あの夏、キミがいた。
神社へと向かう道すがら、僕は前日に散々シミュレーションした彼女の家への道順を、さらに念入りに確認しておくことを思い立ち、自転車のハンドルを彼女の家方面へと切る。
シミュレート通りの住宅街と、そしてシミュレート通りのタバコ屋(暑さのせいでいつもの婆さんは引っ込んでいたが)の角を曲がり、そしてシミュレートしていたよりも少し急な坂道を、それでもがんばってペダルを踏みつけ続けた僕だったが、やがて真夏の気温に急激に体力を奪われ遂に力尽き、自転車を傍らの電柱に立てかけながらその場にへたり込む。
彼女の家まではあとほんの少し、この先の角を曲がれば見えてくるはずだが、ともかく夜は自転車やめて徒歩に作戦変更だ。
―汗まみれで彼女に会うのはダサすぎる。ホントは浴衣の彼女を自転車の後ろに乗っけて、どっかで聞いた歌みたいにこの坂を下りたかったのに―
はぁはぁと肩で息をしながら焼けたアスファルトに座り込み、自転車の籠から取り出した、少し温かくなったスポーツドリンクをゴクゴクと飲み干す僕の前を、何台かのトラックがゆっくりと通り過ぎていき、ムワッとした排気ガスと少し焼け焦げたタイヤの匂いだけが僕の周りに置き去りにされる。
やがて呼吸を整えた僕は立ち上がり、今度は緩やかに下る坂道に向かって自転車に飛び乗った。生ぬるい風を全身で受けながら僕は今一度、彼女の家へと向かう曲がり角を確認しよう振り返る、と、陽炎の向こうのトラックが、ユラッと巨体を揺すりながらその角を曲がっていくのが見えた。
狭い住宅街に来る運送屋にしてはなんだか大きなトラックだったなどと思いつつ、再び正面に向き直ったときにはもう、登るのがあんなにしんどかった坂道をあっという間に滑り降りた自転車は僕をタバコ屋のすぐ手前まで運んでいた。
あわてて角を曲がろうとブレーキをかけて減速したその場所で、いつの間にか道路に出てきていたらしいタバコ屋の婆さんが、杖を突きつつ折れ曲がった腰を伸ばしながら坂の上を見上げて、ため息混じりに呟いた。
「寂しくなるねぇ。」
ゆっくりと彼女の目の前を通り過ぎた僕の耳に、確かに届いた老女の寂しげな呟き。
―祭りの日なのに、何が寂しいんだろう?―
僕はそんなことを思いながらその角を曲がり、相変わらず陽炎揺らめく昼下がりのアスファルトを蹴って神社へと向かう。
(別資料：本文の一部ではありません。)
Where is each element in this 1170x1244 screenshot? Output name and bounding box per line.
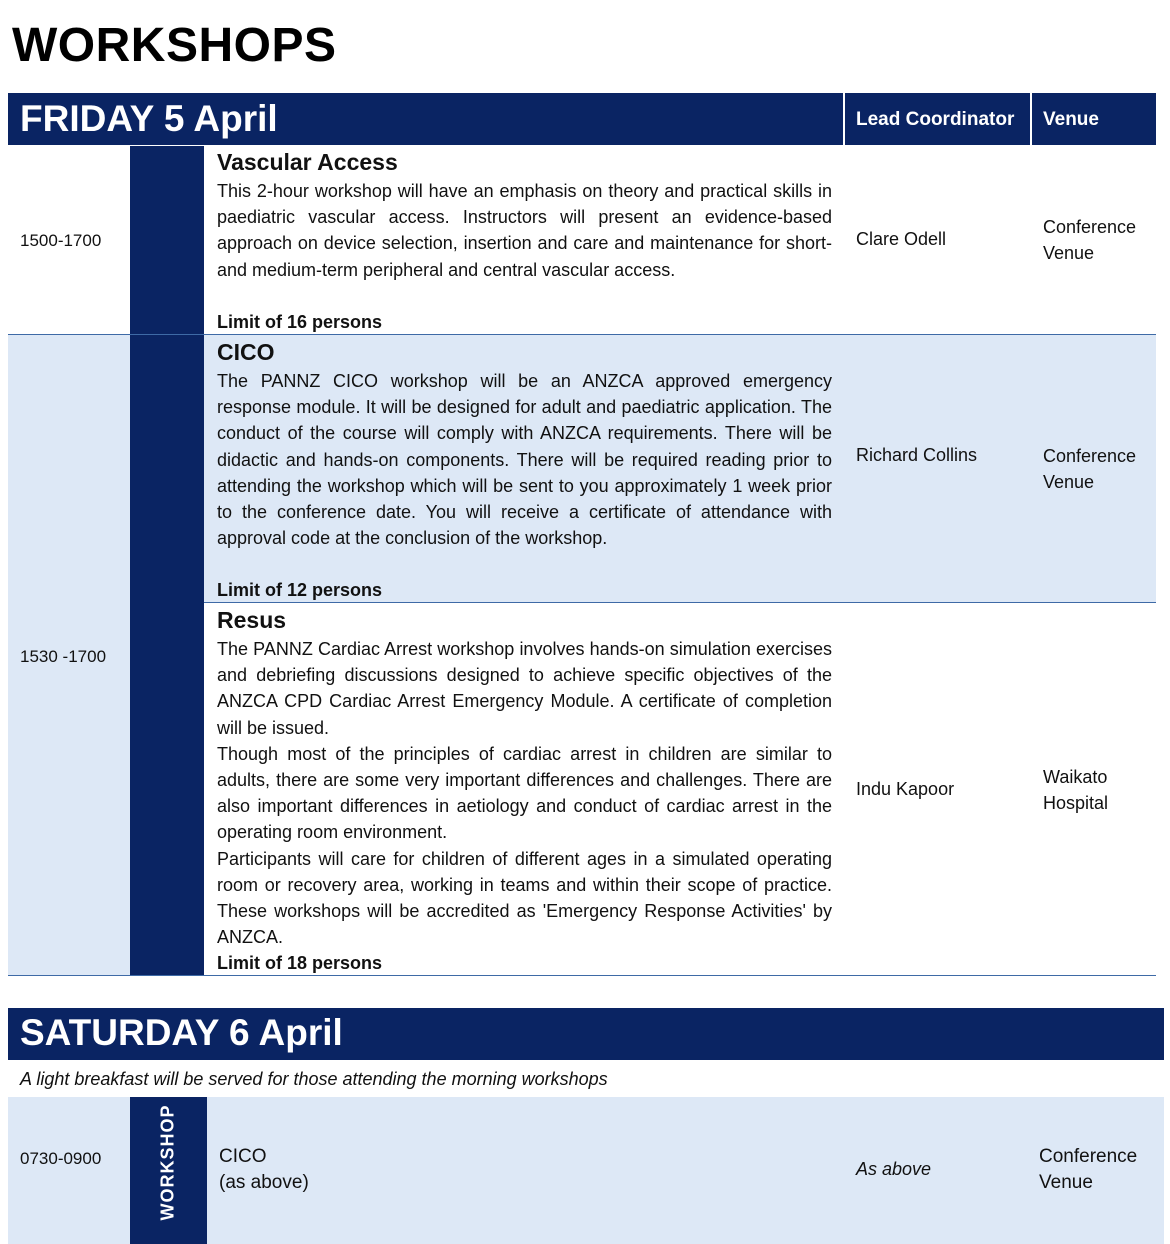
venue-line: Conference [1043,446,1137,466]
saturday-heading: SATURDAY 6 April [20,1012,343,1053]
venue-header: Venue [1043,109,1099,130]
workshop-side-bar [130,335,204,975]
header-divider [1030,93,1032,145]
venue [1043,443,1163,495]
header-divider [843,93,845,145]
venue-line: Hospital [1043,793,1109,813]
workshop-side-bar [130,146,204,335]
workshop-description [217,636,832,950]
lead-coordinator: As above [856,1159,932,1179]
workshop-title: Vascular Access [217,149,398,175]
title-line: CICO [219,1146,267,1167]
venue [1043,764,1163,816]
venue-line: Conference [1039,1146,1138,1167]
title-line: (as above) [219,1172,309,1193]
workshop-limit: Limit of 16 persons [217,312,383,332]
workshop-title: CICO [217,339,275,365]
workshop-limit: Limit of 12 persons [217,580,383,600]
page-title: WORKSHOPS [12,19,337,72]
workshop-limit: Limit of 18 persons [217,953,383,973]
description-paragraph: Though most of the principles of cardiac arrest in children are similar to adults, there are some very important differences and challenges. There are also important differences in aetiology and conduct of cardiac arrest in the operating room environment. [217,743,832,843]
venue-line: Venue [1039,1172,1093,1193]
workshop-description: This 2-hour workshop will have an emphasis on theory and practical skills in paediatric vascular access. Instructors will present an evidence-based approach on device selection, insertion and care and maintenance for short- and medium-term peripheral and central vascular access. [217,181,832,280]
venue-line: Venue [1043,472,1095,492]
lead-coordinator: Indu Kapoor [856,779,955,799]
workshop-vertical-label: WORKSHOP [157,1104,178,1221]
lead-coordinator-header: Lead Coordinator [856,109,1015,130]
session-time: 1500-1700 [20,231,102,250]
saturday-note: A light breakfast will be served for those attending the morning workshops [20,1069,608,1089]
workshop-title: Resus [217,607,287,633]
lead-coordinator: Richard Collins [856,445,978,465]
venue [1039,1144,1137,1196]
lead-coordinator: Clare Odell [856,229,947,249]
venue [1043,214,1163,266]
workshop-description: The PANNZ CICO workshop will be an ANZCA approved emergency response module. It will be designed for adult and paediatric application. The conduct of the course will comply with ANZCA requirements. There will be didactic and hands-on components. There will be required reading prior to attending the workshop which will be sent to you approximately 1 week prior to the conference date. You will receive a certificate of attendance with approval code at the conclusion of the workshop. [217,371,832,549]
venue-line: Waikato [1043,767,1108,787]
row-divider [8,975,1156,976]
session-time: 1530 -1700 [20,647,107,666]
description-paragraph: Participants will care for children of different ages in a simulated operating room or recovery area, working in teams and within their scope of practice. These workshops will be accredited as 'Emergency Response Activities' by ANZCA. [217,848,832,948]
venue-line: Conference [1043,217,1137,237]
venue-line: Venue [1043,243,1095,263]
friday-heading: FRIDAY 5 April [20,98,278,139]
description-paragraph: The PANNZ Cardiac Arrest workshop involves hands-on simulation exercises and debriefing discussions designed to achieve specific objectives of the ANZCA CPD Cardiac Arrest Emergency Module. A certificate of completion will be issued. [217,639,832,738]
session-time: 0730-0900 [20,1149,102,1168]
workshop-title [219,1144,309,1196]
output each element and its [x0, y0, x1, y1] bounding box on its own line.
これまでの人生で最大にして最高に楽しみな夏祭りが行われる、幼い頃から慣れ親しんだ神社へと向かうその道路はあくまで陽光眩しく、そして青臭い希望に満ち満ちていたんだ。
数時間後に彼女と歩くその道で、まさか自分が今しがたの婆さんと同じ言葉を口にするなんて、思いもしないで。